Random, Cool, Quebec

Our last walk around on our last day here. Tomorrow we drive back to Montreal taking the other side of the St. Lawrence. Tuesday we fly home.

 

 

Yes, that’s a jar full of Barbie heads. Jar of Barbie Heads would be a great name for a rock band.

Cycling the St. Lawrence

Heading east from the Old City, we ended up along a network of picturesque bike paths, walking trails and parks. Less touristy, revealing that a lot of people live in condos here. Families, couples, joggers were out for a Sunday morning jaunt.

 

 

 

 

 

 

Ile d’Orleans

One of the most useful pieces of historical info I’ve gleaned on this little trip is where the name for New Orleans comes from (Louisiana is on the very short list of U.S. states I have never been to, so I really hope to go there soon).

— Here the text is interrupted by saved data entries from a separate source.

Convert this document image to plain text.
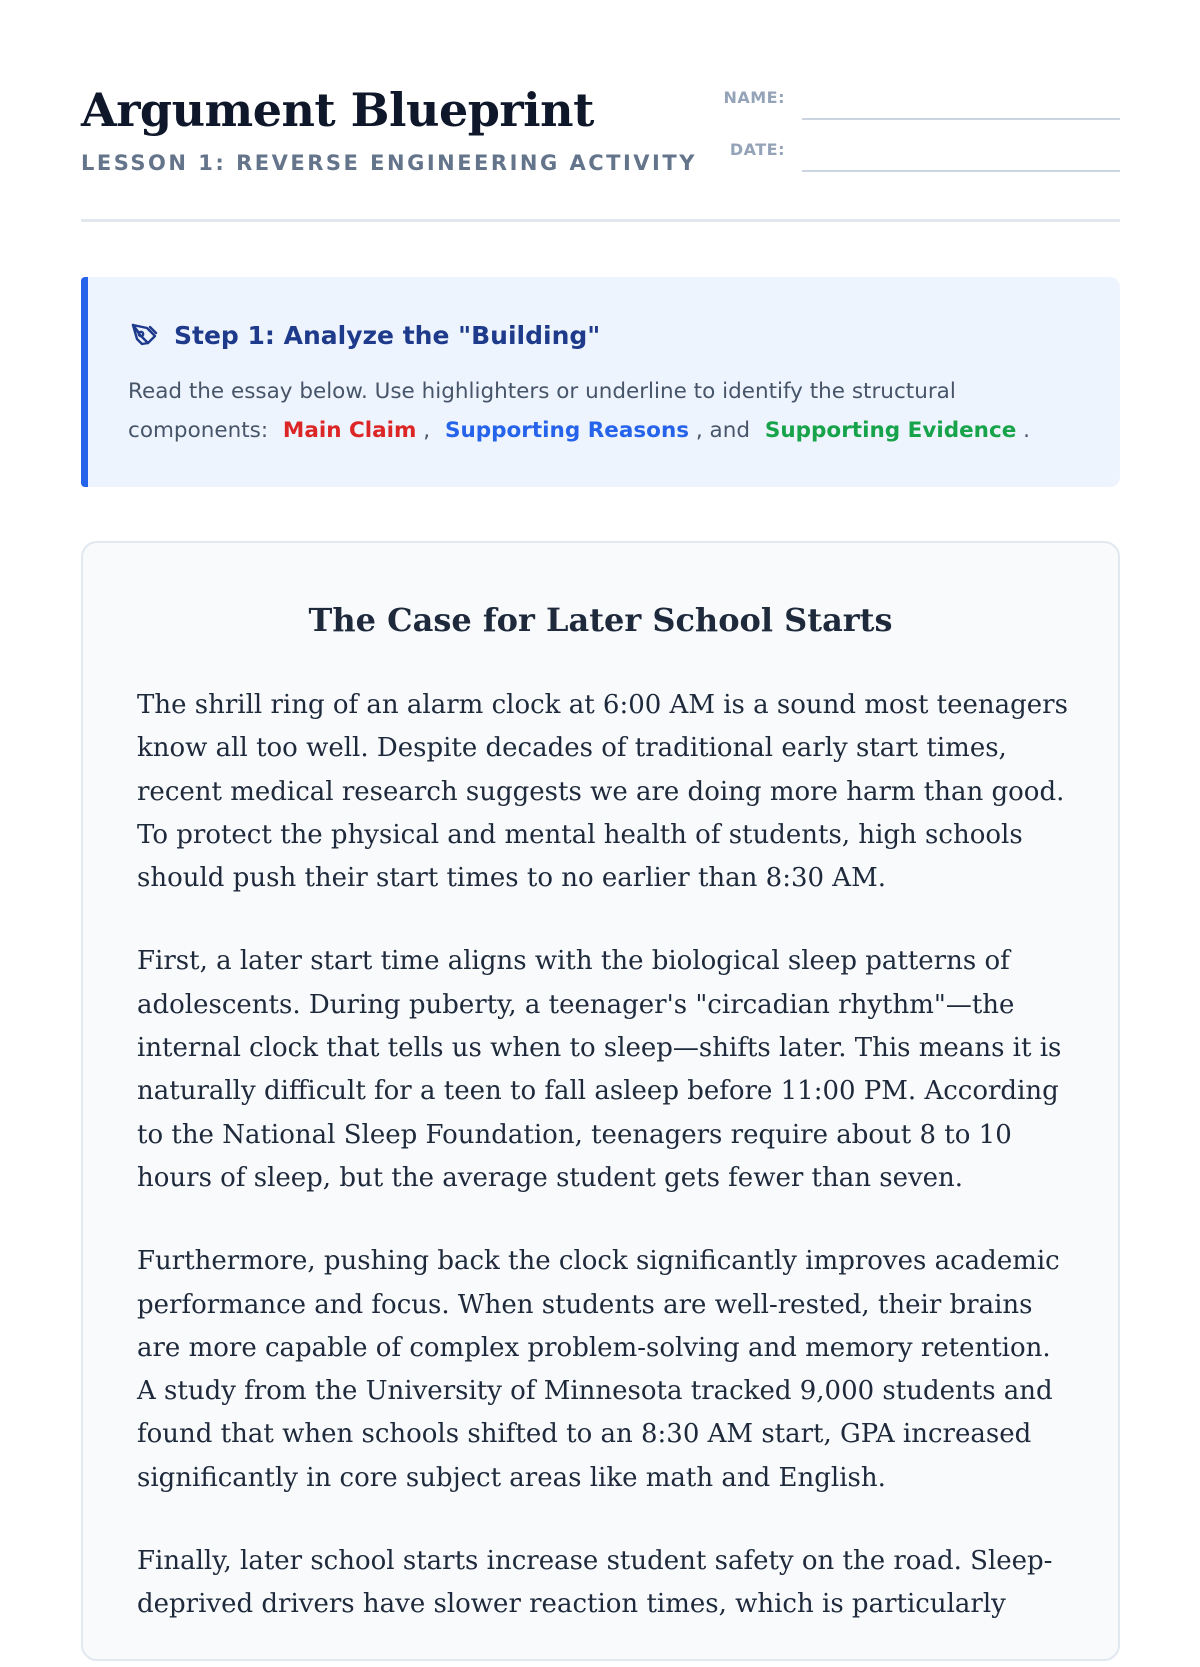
Argument Blueprint
LESSON 1: REVERSE ENGINEERING ACTIVITY
NAME:
DATE:
Step 1: Analyze the "Building"
Read the essay below. Use highlighters or underline to identify the structural components: Main Claim , Supporting Reasons , and Supporting Evidence .
The Case for Later School Starts

The shrill ring of an alarm clock at 6:00 AM is a sound most teenagers know all too well. Despite decades of traditional early start times, recent medical research suggests we are doing more harm than good. To protect the physical and mental health of students, high schools should push their start times to no earlier than 8:30 AM.

First, a later start time aligns with the biological sleep patterns of adolescents. During puberty, a teenager's "circadian rhythm"—the internal clock that tells us when to sleep—shifts later. This means it is naturally difficult for a teen to fall asleep before 11:00 PM. According to the National Sleep Foundation, teenagers require about 8 to 10 hours of sleep, but the average student gets fewer than seven.

Furthermore, pushing back the clock significantly improves academic performance and focus. When students are well-rested, their brains are more capable of complex problem-solving and memory retention. A study from the University of Minnesota tracked 9,000 students and found that when schools shifted to an 8:30 AM start, GPA increased significantly in core subject areas like math and English.

Finally, later school starts increase student safety on the road. Sleep-deprived drivers have slower reaction times, which is particularly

When the French were fighting the British back in the 18th century, the British defeated them for control of Quebec. So the French settlers who were living on the especially beautiful Ile d’Orleans said “screw it, we’re out of here” and headed south, ending up in Louisiana, where they fished and made beignets and had much warmer weather and pretty much lived happily ever after until Hurricane Katrina. Or something like that. (Note to UCSB history department: please don’t ask for my degree back. This is a personal blog.)

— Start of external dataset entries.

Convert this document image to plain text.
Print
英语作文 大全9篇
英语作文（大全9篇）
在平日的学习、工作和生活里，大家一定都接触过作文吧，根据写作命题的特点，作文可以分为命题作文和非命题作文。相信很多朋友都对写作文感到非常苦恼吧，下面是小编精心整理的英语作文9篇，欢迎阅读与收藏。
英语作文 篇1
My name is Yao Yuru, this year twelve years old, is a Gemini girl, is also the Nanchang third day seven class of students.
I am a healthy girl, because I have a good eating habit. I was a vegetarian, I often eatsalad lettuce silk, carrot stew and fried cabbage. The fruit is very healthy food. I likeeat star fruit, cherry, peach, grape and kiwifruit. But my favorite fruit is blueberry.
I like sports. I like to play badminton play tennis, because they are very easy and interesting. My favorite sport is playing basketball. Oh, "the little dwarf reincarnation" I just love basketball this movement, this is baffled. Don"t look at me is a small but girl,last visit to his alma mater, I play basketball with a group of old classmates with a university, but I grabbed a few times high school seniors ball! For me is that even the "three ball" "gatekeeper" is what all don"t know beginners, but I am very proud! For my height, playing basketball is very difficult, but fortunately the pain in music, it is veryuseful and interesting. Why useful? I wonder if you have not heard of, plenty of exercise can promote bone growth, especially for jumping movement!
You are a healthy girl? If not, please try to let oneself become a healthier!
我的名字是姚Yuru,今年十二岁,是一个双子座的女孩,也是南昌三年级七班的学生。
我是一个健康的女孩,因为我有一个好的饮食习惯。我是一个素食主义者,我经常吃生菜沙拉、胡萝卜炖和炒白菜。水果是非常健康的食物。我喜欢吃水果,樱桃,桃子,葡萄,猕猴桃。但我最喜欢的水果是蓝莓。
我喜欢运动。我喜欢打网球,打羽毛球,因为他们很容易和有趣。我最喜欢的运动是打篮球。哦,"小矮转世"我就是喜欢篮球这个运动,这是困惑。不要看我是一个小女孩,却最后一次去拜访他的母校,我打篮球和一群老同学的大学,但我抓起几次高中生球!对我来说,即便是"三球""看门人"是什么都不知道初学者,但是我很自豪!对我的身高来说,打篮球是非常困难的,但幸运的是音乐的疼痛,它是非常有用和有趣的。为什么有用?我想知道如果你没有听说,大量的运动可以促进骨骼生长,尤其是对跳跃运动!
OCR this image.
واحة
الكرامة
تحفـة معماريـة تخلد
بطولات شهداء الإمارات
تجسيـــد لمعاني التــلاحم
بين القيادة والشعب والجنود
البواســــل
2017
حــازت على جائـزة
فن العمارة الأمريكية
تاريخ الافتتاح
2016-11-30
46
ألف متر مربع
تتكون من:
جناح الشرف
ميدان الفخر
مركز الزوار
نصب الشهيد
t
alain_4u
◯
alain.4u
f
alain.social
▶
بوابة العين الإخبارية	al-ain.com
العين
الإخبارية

But Ile d’Orleans remains the most pastoral little island you could ever come up with. We drove all the way around it and saw all the picturesque little villages, and picture perfect homes. There are a few wineries, tons of apple orchards, and a few cheese making shops.

I didn’t take enough pictures here so I apologize for that. The few that I did take are below. Not my best, but this island is really truly special so definitely visit there if you ever get the chance. A lot of people go out there to cycle but it didn’t look like good riding to me – no shoulders on the roads and tons of cars driving around on one of the busiest fall weekends for apple picking.

MontMorency Falls

Just before the bridge over to Ille de Orleans is MontMorency Falls, a truly impressive waterfall that can be accessed over a bridge, if you are willing to climb a very big staircase first.

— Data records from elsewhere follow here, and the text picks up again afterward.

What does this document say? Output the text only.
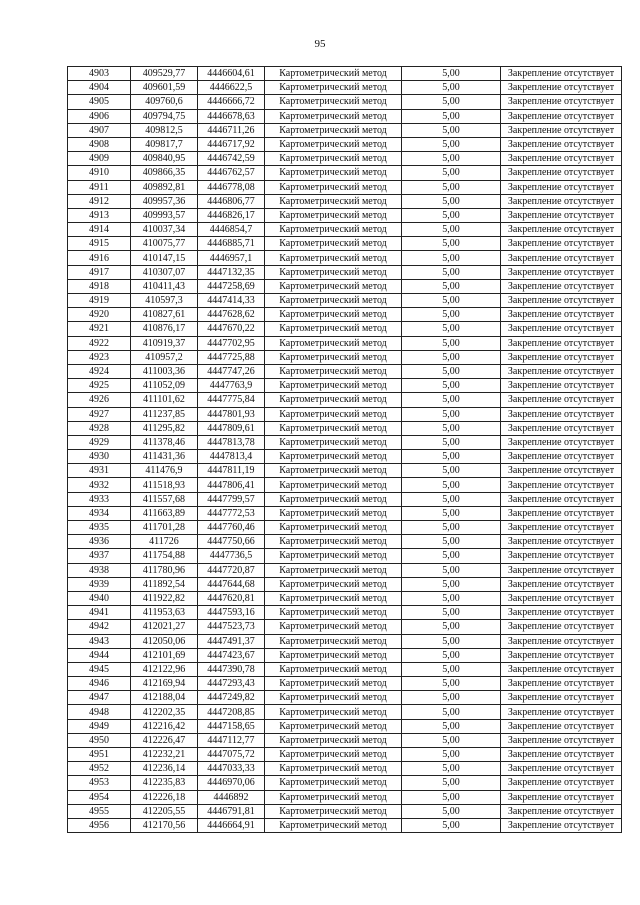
95
4903	409529,77	4446604,61	Картометрический метод	5,00	Закрепление отсутствует
4904	409601,59	4446622,5	Картометрический метод	5,00	Закрепление отсутствует
4905	409760,6	4446666,72	Картометрический метод	5,00	Закрепление отсутствует
4906	409794,75	4446678,63	Картометрический метод	5,00	Закрепление отсутствует
4907	409812,5	4446711,26	Картометрический метод	5,00	Закрепление отсутствует
4908	409817,7	4446717,92	Картометрический метод	5,00	Закрепление отсутствует
4909	409840,95	4446742,59	Картометрический метод	5,00	Закрепление отсутствует
4910	409866,35	4446762,57	Картометрический метод	5,00	Закрепление отсутствует
4911	409892,81	4446778,08	Картометрический метод	5,00	Закрепление отсутствует
4912	409957,36	4446806,77	Картометрический метод	5,00	Закрепление отсутствует
4913	409993,57	4446826,17	Картометрический метод	5,00	Закрепление отсутствует
4914	410037,34	4446854,7	Картометрический метод	5,00	Закрепление отсутствует
4915	410075,77	4446885,71	Картометрический метод	5,00	Закрепление отсутствует
4916	410147,15	4446957,1	Картометрический метод	5,00	Закрепление отсутствует
4917	410307,07	4447132,35	Картометрический метод	5,00	Закрепление отсутствует
4918	410411,43	4447258,69	Картометрический метод	5,00	Закрепление отсутствует
4919	410597,3	4447414,33	Картометрический метод	5,00	Закрепление отсутствует
4920	410827,61	4447628,62	Картометрический метод	5,00	Закрепление отсутствует
4921	410876,17	4447670,22	Картометрический метод	5,00	Закрепление отсутствует
4922	410919,37	4447702,95	Картометрический метод	5,00	Закрепление отсутствует
4923	410957,2	4447725,88	Картометрический метод	5,00	Закрепление отсутствует
4924	411003,36	4447747,26	Картометрический метод	5,00	Закрепление отсутствует
4925	411052,09	4447763,9	Картометрический метод	5,00	Закрепление отсутствует
4926	411101,62	4447775,84	Картометрический метод	5,00	Закрепление отсутствует
4927	411237,85	4447801,93	Картометрический метод	5,00	Закрепление отсутствует
4928	411295,82	4447809,61	Картометрический метод	5,00	Закрепление отсутствует
4929	411378,46	4447813,78	Картометрический метод	5,00	Закрепление отсутствует
4930	411431,36	4447813,4	Картометрический метод	5,00	Закрепление отсутствует
4931	411476,9	4447811,19	Картометрический метод	5,00	Закрепление отсутствует
4932	411518,93	4447806,41	Картометрический метод	5,00	Закрепление отсутствует
4933	411557,68	4447799,57	Картометрический метод	5,00	Закрепление отсутствует
4934	411663,89	4447772,53	Картометрический метод	5,00	Закрепление отсутствует
4935	411701,28	4447760,46	Картометрический метод	5,00	Закрепление отсутствует
4936	411726	4447750,66	Картометрический метод	5,00	Закрепление отсутствует
4937	411754,88	4447736,5	Картометрический метод	5,00	Закрепление отсутствует
4938	411780,96	4447720,87	Картометрический метод	5,00	Закрепление отсутствует
4939	411892,54	4447644,68	Картометрический метод	5,00	Закрепление отсутствует
4940	411922,82	4447620,81	Картометрический метод	5,00	Закрепление отсутствует
4941	411953,63	4447593,16	Картометрический метод	5,00	Закрепление отсутствует
4942	412021,27	4447523,73	Картометрический метод	5,00	Закрепление отсутствует
4943	412050,06	4447491,37	Картометрический метод	5,00	Закрепление отсутствует
4944	412101,69	4447423,67	Картометрический метод	5,00	Закрепление отсутствует
4945	412122,96	4447390,78	Картометрический метод	5,00	Закрепление отсутствует
4946	412169,94	4447293,43	Картометрический метод	5,00	Закрепление отсутствует
4947	412188,04	4447249,82	Картометрический метод	5,00	Закрепление отсутствует
4948	412202,35	4447208,85	Картометрический метод	5,00	Закрепление отсутствует
4949	412216,42	4447158,65	Картометрический метод	5,00	Закрепление отсутствует
4950	412226,47	4447112,77	Картометрический метод	5,00	Закрепление отсутствует
4951	412232,21	4447075,72	Картометрический метод	5,00	Закрепление отсутствует
4952	412236,14	4447033,33	Картометрический метод	5,00	Закрепление отсутствует
4953	412235,83	4446970,06	Картометрический метод	5,00	Закрепление отсутствует
4954	412226,18	4446892	Картометрический метод	5,00	Закрепление отсутствует
4955	412205,55	4446791,81	Картометрический метод	5,00	Закрепление отсутствует
4956	412170,56	4446664,91	Картометрический метод	5,00	Закрепление отсутствует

There's also a tram that will take you to the top, but trams are for lazy people. Or, as my mom said, "I only take trams in Switzerland."

 

If you have read Game of Thrones, then you know about the staircase leading up the Wall. That's what these stairs are like.

 

Unfortunately we did not run into Jon Snow.

 

But we did see a marmot at the top!

 

Once you get up the 465 stairs there's a short walk over to the bridge across the falls itself.

 

Water is awfully placid right before it takes a huge dive.

 

 

From a little viewing station on the opposite side of the bridge.

 

Yikes.

 

Definitely a worthwhile trek. We saw a few crazy locals even running the stairs for a workout.